Looking down the hatch, a stocky wooden ladder de-scended down into the wreck further than my light could shine. We checked each other, all was good, and began to look around. What looked like boilers were, in fact, large steel cylinders, about six feet in diameter by twenty feet long. One was filled with a large strange white soft coral or hydroid that looked way out of place. The structural members next to the ladder told me what I was already beginning to suspect, but I had to be sure. Frankie and Evan had spread out and their lights played across long wooden beams, cables, pipes, and the odd torn net as we moved over the deck. Reaching a square end of the wreck that was wrapped in a huge floating net, it was obvious that this was no wooden steamship or paddle-wheeler, but a massive barge. As we swam around, we noticed more of the steel cylinders chained to the deck, peered into hatches, and when we came to the semi-circular debris, it was clearly no paddle wheel but the remains of a collapsed deckhouse and wishful thinking. Swimming along the edge of the hull and peering down, it was amazing to see the wreck sitting forty feet off the bottom, with the deck on a 20 degree angle, ready to slide down into the canyon below with a little push. We reconnoitered around the wreck until at 24 minutes it was time to turn the dive. Frankie and I had a great time and enjoyed the dive, but Evan was having camera issues (what else is new?), and we could hear him cursing and grunting. We slowly rolled up the line on our stops, and at 200 feet we tripped a quick release, breaking free of the lower 300 feet of line, the tackle a sacrifice to the wreck. A 20-pound weight was clipped here on the ascent line to keep it taut in the water column. Once free, we shot a red SMB to let topside know we were at 200 feet and now adrift, and all was good. Soon after, our deep support diver, Steve, met us, swapping out tanks and taking our slate topside with our dive details. The next few hours of deco went smoothly, regularly swapping bailout with richer mixes — first with our intermediate support diver, Dan, and then our shallow support diver, Brandon. At one point, we drifted through a strong upwelling of bitterly cold water with reduced visibility and filled with jellyfish. Thankfully, in a short while the warmer, clearer water returned. Unfortunately, no right whales, tuna, or swordfish came by during our deco, only a few curious mahi-mahi and a school of hungry bluefish.

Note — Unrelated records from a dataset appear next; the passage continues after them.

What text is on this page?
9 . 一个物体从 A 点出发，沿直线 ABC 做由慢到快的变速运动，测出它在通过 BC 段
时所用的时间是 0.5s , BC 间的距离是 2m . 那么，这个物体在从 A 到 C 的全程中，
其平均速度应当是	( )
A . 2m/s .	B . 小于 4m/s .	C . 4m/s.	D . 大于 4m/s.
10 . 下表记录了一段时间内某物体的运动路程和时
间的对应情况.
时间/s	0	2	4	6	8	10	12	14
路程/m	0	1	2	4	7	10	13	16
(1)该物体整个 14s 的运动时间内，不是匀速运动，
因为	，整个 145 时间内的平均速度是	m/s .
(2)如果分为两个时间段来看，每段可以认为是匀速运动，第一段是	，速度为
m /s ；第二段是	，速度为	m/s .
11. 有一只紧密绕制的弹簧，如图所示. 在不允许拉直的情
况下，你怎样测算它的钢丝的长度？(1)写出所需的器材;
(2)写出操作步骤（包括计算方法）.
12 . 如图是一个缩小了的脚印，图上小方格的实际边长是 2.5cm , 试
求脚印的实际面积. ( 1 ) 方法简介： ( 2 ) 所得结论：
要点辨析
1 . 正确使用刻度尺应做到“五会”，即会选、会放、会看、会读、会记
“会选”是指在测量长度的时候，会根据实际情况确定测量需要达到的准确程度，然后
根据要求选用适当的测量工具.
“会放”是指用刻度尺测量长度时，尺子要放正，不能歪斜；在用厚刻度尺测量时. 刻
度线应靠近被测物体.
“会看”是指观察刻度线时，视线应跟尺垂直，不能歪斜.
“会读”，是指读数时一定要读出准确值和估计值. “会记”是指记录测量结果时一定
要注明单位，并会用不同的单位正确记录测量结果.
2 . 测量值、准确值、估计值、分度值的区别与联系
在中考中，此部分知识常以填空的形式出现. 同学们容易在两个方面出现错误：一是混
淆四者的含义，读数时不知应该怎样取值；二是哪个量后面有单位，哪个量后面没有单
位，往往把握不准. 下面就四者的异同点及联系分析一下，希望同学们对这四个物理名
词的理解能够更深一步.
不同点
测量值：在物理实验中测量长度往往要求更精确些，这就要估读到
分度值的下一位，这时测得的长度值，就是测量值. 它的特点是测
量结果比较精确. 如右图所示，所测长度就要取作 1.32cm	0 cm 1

With no niggles or problems, we surfaced and shared with the team the details of the dive. Our mild disappointment at the wreck being a barge rather then a more significant wreck was easily dismissed by the success of the dive and the fantastic conditions we had. With that site ticked off, we now know where a good wreck isn’t, and are already looking at a few other sets of interesting numbers close by.
Searching for new wrecks in deep water is risky business, and you never really know whether you’ll discover anything worth finding. But if you don’t look, you’ll never find anything. On this trip, we didn’t find a primo wreck, just an old work barge. But we did document some funky-looking soft coral that caught the attention of the folks at OCEANA, and has their scientists pretty excited. Who knows, we may have found a new species? We also shared all our dive data with the researchers at DAN to create a data-base of what some CCR technical divers are doing in order to push the line, both with gases and with the decompression algorithms. (Dare I say some of us LIE to our computers???) We all hope that the research we’re contributing to will minimize the risk for the next team.

Technically speaking, every aspect of our dive went according to plan. From the bailout carried to the support team splashing and swapping out on schedule and, with the exception of Evan’s camera, all of our equipment worked flawlessly. But like a shadow behind us, the risk was always there. Each time we push the line, we must be certain that, if our primary systems fail, we have backup to get back home. Doing expedition dives without adequate planning and realistic bailout is like jumping from a plane with only one chute — you may get away with it, but WHEN it fails, you’re dead.